Lab-Grown Heart Tissue Offers Hope for Children’s Heart Disease
Scientists have engineered lab-grown heart tissues that closely imitate adult heart muscle. This breakthrough offers a promising avenue for treating genetic heart diseases in children, potentially revolutionizing how these conditions are addressed and treated.
Mimicking the Adult Heart
Researchers have successfully created miniature, lab-grown heart tissues, known as cardiac organoids, mirroring adult human heart muscle. This innovative work was announced by the QIMR Berghofer Medical Research Institute in collaboration with the Murdoch Children’s Research Institute and the Royal Children’s Hospital in Melbourne.

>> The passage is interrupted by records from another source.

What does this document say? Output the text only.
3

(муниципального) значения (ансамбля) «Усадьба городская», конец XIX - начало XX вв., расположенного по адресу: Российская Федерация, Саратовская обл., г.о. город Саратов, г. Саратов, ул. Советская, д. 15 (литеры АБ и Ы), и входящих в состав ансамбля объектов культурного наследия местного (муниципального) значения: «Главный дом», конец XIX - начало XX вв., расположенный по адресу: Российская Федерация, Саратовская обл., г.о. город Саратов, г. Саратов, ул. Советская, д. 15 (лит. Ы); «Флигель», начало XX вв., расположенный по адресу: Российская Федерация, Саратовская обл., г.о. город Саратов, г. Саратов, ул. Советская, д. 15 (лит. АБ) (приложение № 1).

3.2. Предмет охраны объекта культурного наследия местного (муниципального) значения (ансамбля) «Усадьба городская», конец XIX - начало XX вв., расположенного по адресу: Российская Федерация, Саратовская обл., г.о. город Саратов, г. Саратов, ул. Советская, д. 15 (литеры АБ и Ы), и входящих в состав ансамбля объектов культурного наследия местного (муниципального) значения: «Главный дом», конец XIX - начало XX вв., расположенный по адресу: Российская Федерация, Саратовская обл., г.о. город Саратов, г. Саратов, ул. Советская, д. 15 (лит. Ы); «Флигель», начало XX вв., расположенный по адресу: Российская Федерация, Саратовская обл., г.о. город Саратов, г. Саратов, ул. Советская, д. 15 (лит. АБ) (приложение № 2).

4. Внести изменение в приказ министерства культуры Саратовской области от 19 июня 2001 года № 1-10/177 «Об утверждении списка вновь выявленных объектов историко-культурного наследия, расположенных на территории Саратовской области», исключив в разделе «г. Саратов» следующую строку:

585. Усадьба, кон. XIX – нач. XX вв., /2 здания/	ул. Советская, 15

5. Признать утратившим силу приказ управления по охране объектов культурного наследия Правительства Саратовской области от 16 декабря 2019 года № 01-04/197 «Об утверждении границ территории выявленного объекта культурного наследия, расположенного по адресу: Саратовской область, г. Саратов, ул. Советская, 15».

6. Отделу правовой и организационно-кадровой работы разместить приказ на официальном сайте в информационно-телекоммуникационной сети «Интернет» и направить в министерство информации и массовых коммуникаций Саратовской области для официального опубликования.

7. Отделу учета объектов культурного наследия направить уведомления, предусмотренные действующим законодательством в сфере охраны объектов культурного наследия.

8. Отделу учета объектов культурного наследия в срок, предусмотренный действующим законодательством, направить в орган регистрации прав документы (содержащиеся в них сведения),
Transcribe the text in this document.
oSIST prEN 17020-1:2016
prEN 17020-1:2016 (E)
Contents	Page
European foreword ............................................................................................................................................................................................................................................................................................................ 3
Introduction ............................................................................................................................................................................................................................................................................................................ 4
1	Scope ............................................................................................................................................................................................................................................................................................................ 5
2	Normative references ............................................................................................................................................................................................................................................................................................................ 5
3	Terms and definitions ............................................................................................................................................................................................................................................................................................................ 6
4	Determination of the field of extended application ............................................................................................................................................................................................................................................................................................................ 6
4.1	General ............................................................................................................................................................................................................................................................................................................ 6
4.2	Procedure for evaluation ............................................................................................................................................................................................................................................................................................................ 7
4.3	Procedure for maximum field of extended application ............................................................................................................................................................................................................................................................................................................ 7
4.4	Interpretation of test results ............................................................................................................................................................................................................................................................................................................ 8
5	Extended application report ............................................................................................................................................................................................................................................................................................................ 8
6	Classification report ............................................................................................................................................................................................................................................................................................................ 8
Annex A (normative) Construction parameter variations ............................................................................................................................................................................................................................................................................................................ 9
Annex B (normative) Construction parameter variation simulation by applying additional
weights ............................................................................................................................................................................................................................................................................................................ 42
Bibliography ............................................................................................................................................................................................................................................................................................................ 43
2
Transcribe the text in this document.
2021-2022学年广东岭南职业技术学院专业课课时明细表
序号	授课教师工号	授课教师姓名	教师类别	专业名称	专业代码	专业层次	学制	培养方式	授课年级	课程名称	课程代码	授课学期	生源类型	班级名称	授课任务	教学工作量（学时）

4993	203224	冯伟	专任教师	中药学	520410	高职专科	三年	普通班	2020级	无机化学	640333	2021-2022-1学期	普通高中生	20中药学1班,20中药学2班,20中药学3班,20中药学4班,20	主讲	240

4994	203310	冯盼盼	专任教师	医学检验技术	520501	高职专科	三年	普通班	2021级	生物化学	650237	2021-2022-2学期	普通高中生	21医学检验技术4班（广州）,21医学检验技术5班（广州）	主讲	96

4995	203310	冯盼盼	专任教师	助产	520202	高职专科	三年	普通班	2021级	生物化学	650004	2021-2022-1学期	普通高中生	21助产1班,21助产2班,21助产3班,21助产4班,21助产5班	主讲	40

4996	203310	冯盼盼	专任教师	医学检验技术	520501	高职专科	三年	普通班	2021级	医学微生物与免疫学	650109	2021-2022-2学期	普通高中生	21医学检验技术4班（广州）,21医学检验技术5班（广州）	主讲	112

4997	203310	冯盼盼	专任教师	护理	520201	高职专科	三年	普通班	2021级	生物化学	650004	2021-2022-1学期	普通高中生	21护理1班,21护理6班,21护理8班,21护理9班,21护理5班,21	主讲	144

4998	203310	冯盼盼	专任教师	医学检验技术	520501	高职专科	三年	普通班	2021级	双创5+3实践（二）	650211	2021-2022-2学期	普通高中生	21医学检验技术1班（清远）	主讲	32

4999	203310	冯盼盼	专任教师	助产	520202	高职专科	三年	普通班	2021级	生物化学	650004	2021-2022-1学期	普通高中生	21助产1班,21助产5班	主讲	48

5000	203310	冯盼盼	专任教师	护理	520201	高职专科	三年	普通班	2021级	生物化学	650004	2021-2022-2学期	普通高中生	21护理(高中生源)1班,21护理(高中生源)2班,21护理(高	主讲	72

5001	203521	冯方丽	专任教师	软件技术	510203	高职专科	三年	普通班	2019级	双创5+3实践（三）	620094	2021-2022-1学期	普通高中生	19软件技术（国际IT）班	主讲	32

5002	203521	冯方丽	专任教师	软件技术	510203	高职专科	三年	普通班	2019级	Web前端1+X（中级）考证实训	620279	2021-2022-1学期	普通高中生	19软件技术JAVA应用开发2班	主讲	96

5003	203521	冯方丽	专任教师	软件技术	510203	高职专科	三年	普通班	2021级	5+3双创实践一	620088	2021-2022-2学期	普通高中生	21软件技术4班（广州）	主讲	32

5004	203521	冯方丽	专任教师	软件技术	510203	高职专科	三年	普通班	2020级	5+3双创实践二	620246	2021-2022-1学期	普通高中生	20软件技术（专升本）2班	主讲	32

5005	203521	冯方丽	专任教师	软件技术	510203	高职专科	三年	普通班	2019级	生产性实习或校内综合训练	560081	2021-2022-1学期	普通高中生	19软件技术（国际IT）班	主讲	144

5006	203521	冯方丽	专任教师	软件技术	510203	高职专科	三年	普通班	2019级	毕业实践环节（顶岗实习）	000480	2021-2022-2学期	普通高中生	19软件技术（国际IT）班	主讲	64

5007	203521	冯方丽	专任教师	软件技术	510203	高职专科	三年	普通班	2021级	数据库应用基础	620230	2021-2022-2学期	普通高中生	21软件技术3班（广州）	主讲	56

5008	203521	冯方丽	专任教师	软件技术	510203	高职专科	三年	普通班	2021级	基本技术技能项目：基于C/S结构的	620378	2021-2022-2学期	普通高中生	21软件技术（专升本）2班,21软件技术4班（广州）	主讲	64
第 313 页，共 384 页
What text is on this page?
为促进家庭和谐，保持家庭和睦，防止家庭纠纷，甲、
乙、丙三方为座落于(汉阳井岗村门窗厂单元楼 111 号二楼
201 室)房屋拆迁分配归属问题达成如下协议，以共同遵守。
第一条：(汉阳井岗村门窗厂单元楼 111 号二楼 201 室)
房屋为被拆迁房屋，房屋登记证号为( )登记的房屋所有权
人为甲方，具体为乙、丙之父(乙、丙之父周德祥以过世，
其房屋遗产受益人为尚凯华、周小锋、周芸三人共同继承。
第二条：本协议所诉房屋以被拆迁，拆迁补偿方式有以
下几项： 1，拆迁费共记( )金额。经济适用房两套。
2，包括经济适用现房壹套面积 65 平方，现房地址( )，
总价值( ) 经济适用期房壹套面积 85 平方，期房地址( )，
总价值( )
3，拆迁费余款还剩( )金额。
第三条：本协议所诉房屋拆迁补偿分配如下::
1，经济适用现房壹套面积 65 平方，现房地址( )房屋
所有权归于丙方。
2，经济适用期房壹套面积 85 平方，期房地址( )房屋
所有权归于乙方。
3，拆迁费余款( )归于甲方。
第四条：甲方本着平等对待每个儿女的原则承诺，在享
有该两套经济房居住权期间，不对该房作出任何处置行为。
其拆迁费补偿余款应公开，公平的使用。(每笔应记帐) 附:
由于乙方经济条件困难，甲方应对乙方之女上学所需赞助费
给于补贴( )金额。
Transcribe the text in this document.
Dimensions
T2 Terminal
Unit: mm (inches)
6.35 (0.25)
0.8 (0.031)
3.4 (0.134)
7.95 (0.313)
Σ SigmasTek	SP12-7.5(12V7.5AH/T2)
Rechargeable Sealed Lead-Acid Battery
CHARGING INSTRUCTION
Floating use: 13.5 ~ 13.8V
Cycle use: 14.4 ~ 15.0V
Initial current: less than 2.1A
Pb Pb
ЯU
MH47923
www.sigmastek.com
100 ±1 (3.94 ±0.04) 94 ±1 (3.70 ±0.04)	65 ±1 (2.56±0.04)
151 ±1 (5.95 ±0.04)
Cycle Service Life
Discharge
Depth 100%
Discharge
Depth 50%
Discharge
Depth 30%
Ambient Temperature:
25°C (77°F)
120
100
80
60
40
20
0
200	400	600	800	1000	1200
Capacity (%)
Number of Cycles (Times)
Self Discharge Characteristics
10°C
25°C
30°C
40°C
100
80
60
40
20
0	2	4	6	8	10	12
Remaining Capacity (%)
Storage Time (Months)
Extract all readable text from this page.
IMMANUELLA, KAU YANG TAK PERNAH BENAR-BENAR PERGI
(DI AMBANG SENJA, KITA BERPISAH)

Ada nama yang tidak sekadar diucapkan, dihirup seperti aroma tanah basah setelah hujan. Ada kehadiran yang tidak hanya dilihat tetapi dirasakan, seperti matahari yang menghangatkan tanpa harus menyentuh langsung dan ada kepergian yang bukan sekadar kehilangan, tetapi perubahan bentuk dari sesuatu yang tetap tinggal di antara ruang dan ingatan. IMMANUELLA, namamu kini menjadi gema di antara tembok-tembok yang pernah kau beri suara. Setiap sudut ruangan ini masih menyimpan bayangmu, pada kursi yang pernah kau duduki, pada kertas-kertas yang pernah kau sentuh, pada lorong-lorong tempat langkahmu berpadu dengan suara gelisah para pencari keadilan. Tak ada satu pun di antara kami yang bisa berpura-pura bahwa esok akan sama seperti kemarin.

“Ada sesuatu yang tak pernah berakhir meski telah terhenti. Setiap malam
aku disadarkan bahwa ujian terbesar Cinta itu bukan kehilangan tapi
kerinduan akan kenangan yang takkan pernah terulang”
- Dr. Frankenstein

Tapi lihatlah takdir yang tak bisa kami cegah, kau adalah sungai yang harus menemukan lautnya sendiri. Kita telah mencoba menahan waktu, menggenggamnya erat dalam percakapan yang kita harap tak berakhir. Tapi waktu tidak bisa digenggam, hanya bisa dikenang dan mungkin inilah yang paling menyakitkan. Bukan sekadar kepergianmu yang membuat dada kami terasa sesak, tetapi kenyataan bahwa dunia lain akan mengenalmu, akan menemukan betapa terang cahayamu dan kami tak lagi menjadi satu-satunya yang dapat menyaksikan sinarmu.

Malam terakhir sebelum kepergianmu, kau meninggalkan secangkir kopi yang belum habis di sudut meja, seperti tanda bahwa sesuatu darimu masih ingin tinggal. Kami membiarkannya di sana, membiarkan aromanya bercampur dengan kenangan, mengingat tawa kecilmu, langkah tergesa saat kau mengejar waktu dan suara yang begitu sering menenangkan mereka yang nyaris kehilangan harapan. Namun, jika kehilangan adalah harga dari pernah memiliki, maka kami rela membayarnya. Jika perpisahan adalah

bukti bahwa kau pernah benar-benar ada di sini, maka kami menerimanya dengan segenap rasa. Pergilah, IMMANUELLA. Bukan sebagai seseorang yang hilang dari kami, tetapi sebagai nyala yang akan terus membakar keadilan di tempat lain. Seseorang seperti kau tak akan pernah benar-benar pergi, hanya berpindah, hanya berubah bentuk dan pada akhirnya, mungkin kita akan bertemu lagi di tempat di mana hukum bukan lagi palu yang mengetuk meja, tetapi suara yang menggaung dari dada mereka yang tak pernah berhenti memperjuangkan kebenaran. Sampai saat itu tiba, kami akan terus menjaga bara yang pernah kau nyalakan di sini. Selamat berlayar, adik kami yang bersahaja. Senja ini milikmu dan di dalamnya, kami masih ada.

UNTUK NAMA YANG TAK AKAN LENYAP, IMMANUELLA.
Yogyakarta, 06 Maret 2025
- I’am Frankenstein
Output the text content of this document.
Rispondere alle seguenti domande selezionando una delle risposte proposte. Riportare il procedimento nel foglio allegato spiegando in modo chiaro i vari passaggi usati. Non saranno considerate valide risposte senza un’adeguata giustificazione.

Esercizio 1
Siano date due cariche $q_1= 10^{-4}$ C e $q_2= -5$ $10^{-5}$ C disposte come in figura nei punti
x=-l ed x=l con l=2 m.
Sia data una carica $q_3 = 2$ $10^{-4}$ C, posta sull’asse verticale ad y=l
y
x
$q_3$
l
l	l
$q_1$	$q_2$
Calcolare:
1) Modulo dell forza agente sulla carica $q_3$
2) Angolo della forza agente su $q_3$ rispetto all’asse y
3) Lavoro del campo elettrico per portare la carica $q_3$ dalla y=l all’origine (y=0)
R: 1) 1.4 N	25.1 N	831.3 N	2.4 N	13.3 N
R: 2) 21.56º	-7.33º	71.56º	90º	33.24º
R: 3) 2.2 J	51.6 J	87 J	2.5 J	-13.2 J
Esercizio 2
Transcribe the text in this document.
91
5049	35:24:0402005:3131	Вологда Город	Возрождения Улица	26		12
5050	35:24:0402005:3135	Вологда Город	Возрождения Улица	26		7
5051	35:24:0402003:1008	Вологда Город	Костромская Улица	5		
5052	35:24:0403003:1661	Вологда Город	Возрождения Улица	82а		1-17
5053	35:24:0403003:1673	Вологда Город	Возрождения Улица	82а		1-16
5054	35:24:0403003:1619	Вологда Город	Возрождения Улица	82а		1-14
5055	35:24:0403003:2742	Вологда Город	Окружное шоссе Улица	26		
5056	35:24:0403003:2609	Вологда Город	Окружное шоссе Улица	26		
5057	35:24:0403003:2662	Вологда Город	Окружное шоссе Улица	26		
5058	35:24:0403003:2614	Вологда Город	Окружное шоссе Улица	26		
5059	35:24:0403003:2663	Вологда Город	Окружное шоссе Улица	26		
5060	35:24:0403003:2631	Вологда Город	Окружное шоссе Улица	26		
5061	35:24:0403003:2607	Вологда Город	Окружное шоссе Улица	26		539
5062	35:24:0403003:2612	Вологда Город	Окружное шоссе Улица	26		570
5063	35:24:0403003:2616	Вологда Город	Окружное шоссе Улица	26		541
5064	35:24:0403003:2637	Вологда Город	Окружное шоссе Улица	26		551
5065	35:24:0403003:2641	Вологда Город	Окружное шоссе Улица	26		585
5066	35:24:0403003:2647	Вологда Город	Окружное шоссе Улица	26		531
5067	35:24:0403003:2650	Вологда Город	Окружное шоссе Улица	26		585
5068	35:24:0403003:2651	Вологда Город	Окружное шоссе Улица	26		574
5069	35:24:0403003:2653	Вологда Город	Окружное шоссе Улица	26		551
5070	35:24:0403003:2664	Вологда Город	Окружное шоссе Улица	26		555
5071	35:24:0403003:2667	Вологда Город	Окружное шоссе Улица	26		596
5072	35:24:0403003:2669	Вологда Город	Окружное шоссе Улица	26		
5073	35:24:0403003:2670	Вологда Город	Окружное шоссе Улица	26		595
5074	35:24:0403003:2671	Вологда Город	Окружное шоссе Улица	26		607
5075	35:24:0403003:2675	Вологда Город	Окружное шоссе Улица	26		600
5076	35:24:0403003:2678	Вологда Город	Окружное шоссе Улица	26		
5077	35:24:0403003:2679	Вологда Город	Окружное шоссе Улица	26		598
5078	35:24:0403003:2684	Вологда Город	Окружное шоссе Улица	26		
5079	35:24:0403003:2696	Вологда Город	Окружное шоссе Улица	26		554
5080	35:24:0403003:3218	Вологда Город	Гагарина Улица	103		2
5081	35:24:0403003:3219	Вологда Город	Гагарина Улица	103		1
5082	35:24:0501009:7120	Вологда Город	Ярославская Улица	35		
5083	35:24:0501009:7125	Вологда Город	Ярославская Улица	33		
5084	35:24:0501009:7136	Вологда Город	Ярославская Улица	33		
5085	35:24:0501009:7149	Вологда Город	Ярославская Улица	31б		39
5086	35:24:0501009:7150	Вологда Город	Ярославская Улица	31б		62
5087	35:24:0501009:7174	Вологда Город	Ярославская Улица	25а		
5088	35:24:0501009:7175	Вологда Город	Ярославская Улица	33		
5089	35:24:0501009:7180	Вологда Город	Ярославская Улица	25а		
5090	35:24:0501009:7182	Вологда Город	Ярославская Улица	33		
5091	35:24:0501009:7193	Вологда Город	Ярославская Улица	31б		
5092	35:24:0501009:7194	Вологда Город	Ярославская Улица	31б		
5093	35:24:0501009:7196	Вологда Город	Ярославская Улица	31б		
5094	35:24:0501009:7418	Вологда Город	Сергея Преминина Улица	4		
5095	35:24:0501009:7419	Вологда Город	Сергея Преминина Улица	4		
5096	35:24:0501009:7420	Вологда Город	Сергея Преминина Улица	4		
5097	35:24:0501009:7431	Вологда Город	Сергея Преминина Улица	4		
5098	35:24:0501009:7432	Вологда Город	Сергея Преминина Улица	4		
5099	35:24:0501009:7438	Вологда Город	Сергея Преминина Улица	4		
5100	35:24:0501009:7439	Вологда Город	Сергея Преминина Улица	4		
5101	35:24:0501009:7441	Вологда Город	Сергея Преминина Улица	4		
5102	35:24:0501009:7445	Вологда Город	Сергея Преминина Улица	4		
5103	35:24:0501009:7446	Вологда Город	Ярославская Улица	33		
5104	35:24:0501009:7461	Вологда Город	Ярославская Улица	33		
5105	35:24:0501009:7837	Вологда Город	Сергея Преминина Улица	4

These cardiac organoids are derived from human pluripotent stem cells. The scientists overcame a key limitation as traditionally, stem-cell-derived heart cells remained immature. Researchers activated specific biological pathways, simulating exercise effects, and maturing the cells to function like real adult heart tissue, according to the QIMR Berghofer release.
Drug Testing and Disease Modeling
The study, which appeared in Nature Cardiovascular Research, shows that these advanced cardiac organoids can assess new drugs for heart conditions. According to James Hudson from QIMR Berghofer’s Cardiac Bioengineering Lab, this approach is highly beneficial.
“There’s a huge benefit to studying heart diseases in this way. Using human cardiac organoids allows us to screen many more compounds, speeding up the process of drug development,”
—James Hudson, Cardiac Bioengineering Lab
The use of organoids allowed researchers to model genetic heart diseases, including hard-to-study Desmoplakin cardiomyopathy. They found diseased tissues developed scarring and weakened pumping, mirroring patients’ symptoms. A recent study from the Centers for Disease Control and Prevention (CDC) found that approximately 1 in 100 children in the United States have some form of congenital heart defect (CDC 2024).
Promising Results
Researchers found that an experimental drug class (BET inhibitors) restored function in the affected tissue. Gene and protein analysis, alongside tissue samples from the Melbourne Children’s Heart Tissue Bank, enabled researchers to more precisely model childhood heart conditions. This work is geared towards developing better treatments for vulnerable patients, according to the study.
This advancement suggests new possibilities for pediatric cardiology. The ability to test drugs and model diseases using these organoids provides a crucial step in the treatment of congenital heart conditions.